In terms of profitability, SG&A expenses rose as a percentage of sales from a year earlier. The same was the case for total operating costs, all of which weighed on the operating margin. A higher tax rate did not help the bottom line, either, although per-share comparisons were aided by a decrease in the number of shares outstanding. Finally, foreign currency translation had a positive impact on share net to the tune of $0.01, enabling earnings to come in at $1.40 a share, just slightly higher than the comparable 2013 figure of $1.38, but below our $1.44 forecast.
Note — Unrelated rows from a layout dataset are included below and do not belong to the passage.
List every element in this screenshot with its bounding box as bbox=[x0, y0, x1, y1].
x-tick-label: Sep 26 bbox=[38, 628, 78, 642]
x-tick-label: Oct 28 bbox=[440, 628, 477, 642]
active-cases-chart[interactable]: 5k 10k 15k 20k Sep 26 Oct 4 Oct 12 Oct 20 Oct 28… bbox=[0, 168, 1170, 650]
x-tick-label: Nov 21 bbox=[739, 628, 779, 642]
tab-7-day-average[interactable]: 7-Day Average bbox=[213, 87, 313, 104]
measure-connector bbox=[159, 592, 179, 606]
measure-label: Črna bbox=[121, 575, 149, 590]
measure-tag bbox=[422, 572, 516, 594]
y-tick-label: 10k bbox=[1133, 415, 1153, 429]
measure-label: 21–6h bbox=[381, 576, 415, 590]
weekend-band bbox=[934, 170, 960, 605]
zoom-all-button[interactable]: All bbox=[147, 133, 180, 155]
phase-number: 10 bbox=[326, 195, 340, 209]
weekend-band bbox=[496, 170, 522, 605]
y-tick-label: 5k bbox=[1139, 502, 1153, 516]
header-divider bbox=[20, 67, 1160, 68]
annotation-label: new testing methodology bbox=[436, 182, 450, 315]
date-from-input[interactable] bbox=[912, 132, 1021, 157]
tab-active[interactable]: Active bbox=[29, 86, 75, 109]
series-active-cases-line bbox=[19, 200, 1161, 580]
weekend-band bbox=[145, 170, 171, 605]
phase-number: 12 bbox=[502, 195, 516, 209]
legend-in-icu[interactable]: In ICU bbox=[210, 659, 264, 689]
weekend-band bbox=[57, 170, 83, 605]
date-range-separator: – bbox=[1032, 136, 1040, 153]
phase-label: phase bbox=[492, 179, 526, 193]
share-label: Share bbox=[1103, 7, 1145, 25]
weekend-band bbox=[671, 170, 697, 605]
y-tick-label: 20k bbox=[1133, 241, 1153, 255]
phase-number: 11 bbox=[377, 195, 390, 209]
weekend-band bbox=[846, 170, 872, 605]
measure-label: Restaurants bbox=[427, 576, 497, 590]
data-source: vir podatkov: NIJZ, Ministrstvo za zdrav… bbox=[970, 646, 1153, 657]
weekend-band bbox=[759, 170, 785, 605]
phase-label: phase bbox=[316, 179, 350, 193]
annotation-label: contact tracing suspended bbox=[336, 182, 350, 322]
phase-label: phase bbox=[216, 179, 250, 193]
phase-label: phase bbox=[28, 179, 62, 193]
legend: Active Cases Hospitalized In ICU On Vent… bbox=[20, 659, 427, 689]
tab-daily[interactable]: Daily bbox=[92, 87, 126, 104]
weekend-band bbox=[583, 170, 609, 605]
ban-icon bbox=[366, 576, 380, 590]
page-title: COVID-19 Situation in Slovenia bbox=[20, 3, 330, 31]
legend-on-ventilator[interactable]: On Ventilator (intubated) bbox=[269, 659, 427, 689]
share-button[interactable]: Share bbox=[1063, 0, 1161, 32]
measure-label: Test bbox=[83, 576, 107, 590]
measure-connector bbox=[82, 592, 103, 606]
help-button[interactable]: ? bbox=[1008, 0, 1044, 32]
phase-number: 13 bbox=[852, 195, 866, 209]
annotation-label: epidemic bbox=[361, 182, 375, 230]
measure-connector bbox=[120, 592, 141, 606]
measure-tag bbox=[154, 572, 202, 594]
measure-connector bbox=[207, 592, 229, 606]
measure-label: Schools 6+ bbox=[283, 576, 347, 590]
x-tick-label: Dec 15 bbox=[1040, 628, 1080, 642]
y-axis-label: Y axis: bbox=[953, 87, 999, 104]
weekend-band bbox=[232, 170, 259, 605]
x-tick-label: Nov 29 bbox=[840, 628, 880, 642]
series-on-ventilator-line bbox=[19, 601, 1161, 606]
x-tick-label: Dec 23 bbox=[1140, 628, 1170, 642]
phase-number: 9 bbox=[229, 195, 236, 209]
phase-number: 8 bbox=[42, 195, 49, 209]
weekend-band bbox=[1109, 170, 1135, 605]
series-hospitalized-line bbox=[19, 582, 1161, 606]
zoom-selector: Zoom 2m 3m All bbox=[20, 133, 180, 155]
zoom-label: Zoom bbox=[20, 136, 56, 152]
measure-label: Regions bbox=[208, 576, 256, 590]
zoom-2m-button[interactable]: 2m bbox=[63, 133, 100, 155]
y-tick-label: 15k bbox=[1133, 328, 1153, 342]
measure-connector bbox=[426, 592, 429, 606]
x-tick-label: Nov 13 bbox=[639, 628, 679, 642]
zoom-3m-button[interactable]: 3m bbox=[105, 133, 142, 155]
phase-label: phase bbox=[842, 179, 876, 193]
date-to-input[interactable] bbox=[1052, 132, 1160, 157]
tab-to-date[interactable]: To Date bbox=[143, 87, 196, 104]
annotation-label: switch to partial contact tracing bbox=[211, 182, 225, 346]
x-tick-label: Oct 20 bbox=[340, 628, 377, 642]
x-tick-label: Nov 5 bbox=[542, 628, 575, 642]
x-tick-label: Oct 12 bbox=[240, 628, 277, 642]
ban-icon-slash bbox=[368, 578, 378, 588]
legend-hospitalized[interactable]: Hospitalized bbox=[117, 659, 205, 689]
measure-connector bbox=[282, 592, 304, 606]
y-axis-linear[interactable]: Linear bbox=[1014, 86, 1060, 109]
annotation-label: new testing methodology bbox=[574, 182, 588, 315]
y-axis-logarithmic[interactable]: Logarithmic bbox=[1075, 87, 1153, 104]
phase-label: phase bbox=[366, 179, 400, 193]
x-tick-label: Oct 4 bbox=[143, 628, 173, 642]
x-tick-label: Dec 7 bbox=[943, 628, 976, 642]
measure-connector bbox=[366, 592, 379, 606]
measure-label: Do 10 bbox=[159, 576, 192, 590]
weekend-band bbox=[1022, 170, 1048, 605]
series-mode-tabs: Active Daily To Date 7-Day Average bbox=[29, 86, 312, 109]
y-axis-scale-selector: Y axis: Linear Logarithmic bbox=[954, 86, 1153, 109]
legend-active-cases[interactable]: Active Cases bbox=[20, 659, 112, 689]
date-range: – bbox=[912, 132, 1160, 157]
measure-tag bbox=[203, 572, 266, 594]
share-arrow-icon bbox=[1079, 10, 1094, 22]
Overall, operating conditions did not seem to change too much in the second quarter relative to the first except for the weather. Competition for consumers' dollars was still fierce, especially in the breakfast segment. McDonald's has long been a leader in this meal, but competitors are working hard to get a bigger slice of this profitable pie. Management recognizes that it needs to improve customer service and throughput, as its increasingly large and complex menu leaves more room for customization, resulting in longer wait times. Still, such efforts (like introducing new, more efficient preparation stations) take time to implement, as do initiatives to improve marketing, build a more formidable digital presence, and become a more trusted brand. Combined with ongoing cost pressures, the operating environment is not expected to change much through the rest of 2014. Indeed, global comps in the second half of the year will likely be in line with the first half, with the July figure expected to be negative.  All told, we have trimmed our earnings estimates by a dime and now look for the full-year 2014 tally to be $5.65 a share.

Although near-term results will probably remain under pressure, we think that MCD stock has appeal for conservative investors with a penchant for current income. The issue's yield is well above the Value Line median, and management is committed to returning money to investors through increased dividends and share repurchases. Indeed, the company intends to return $18 billion to $20 billion to investors between 2014 and 2016, a 10%-20% increase over the amount returned between 2011 and 2013. These initiatives are supported by the company's ample free cash flow and ability to borrow at favorable rates (Financial Strength is A++). Finally, MCD stock carries Value Line's Highest ranks for Safety (1) and Price Stability (100), as well as a below-market Beta of 0.60.

About The Company:McDonald's is a quick service restaurant with over 35,000 locations in more than 100 countries (as of June 30, 2014). The majority of the restaurants (over 80%) are operated by franchisees or affiliates. The company is best known for its hamburgers and French fries, but it now has a diverse menu that includes breakfast items and an array of coffee-based drinks.

At the time of this article’s writing, the author did not have positions in any of the companies mentioned.